Auger et al. (2010) also demonstrated a strong negative correlation between the rate of OPO regeneration and length: under identical conditions, the smallest (and youngest) animals in a wild population regenerated OPO in only two days, whereas the largest (and oldest) required about eight days to reform the ring of OPO (Figure 3(J)). It was also found that old animals lacked the ability to form a blastema in the OS stump, and this was proposed as a probable cause of the effects on regeneration (Jeffery 2012). Old animals also showed defects in OPO regeneration (Figure 3(I), right): they formed supernumerary and/or malformed OPO (Figure 3(K)) and were unable to reproduce to produce normal OPO following multiple amputation cycles (Jeffery 2012). Finally, explant cultures of OS stumps from old animals did not form OPO, but instead differentiated excessive numbers of orange-pigmented cells in the ORB niche (Jeffery 2012). These results suggest that the capacity for OS regeneration is compromised by multiple defects during aging.
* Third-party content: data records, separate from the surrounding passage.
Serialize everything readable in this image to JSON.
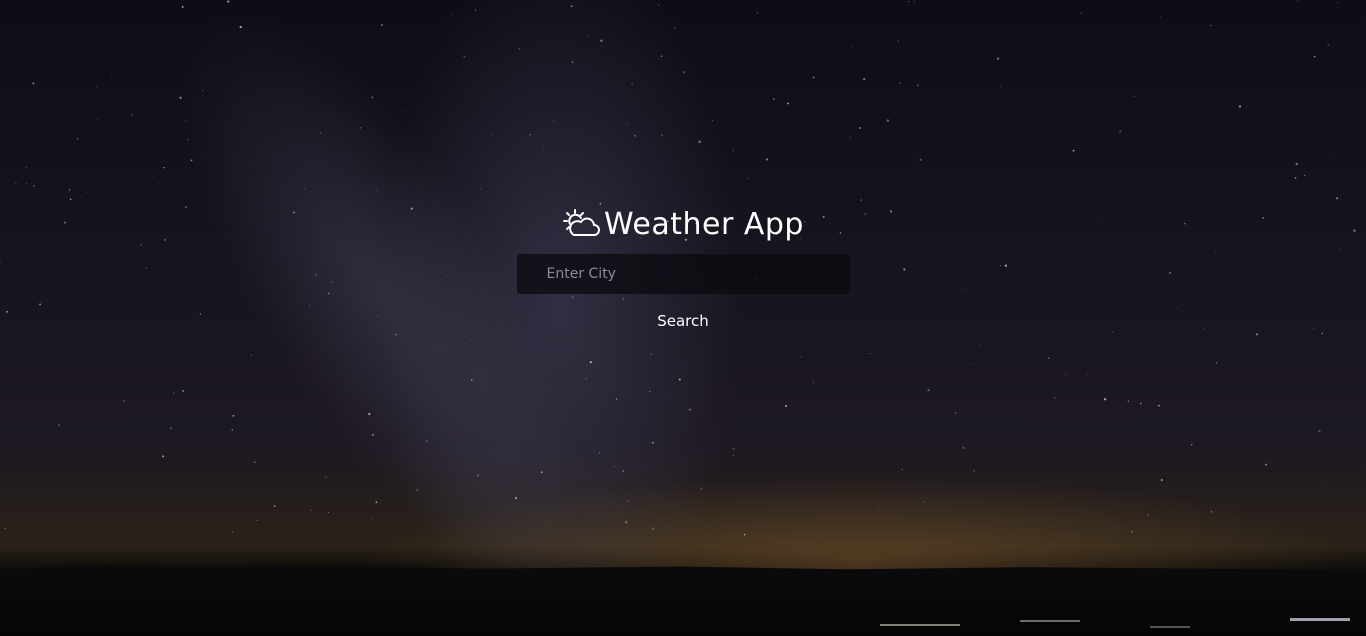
{
  "app": {
    "title": "Weather App",
    "icon": "sun-behind-cloud-icon"
  },
  "search": {
    "placeholder": "Enter City",
    "value": "",
    "button_label": "Search"
  },
  "colors": {
    "text": "#ffffff",
    "input_background": "#0c0a10",
    "placeholder": "#8d8b94"
  }
}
Conclusions and prospectus

The tunicate Ciona is an excellent model to study the relationship between regeneration and aging. During youth, it shows powerful and robust regeneration but this capacity diminishes during aging, and is lost in the oldest animals. Ciona appears to have three different phases in its life cycle with regard to regeneration: (1) the embryonic and larval stages, in which regeneration is absent, (2) the juvenile and young adult stages, in which regeneration is robust, and (3) old age, in which regeneration is gradually reduced and may be completely lost. A major cause of the loss of regeneration in old animals may be their inability to develop a blastema of proliferating cells at the wound site. Further progress in understanding the mechanisms of Ciona regeneration will require identifying the cells and molecules involved in generating this blastema and how they are modified during aging. The future prospects for understanding the molecular basis of decreased regeneration capacity during aging is promising due to the superb molecular tool kit that has been established in Ciona.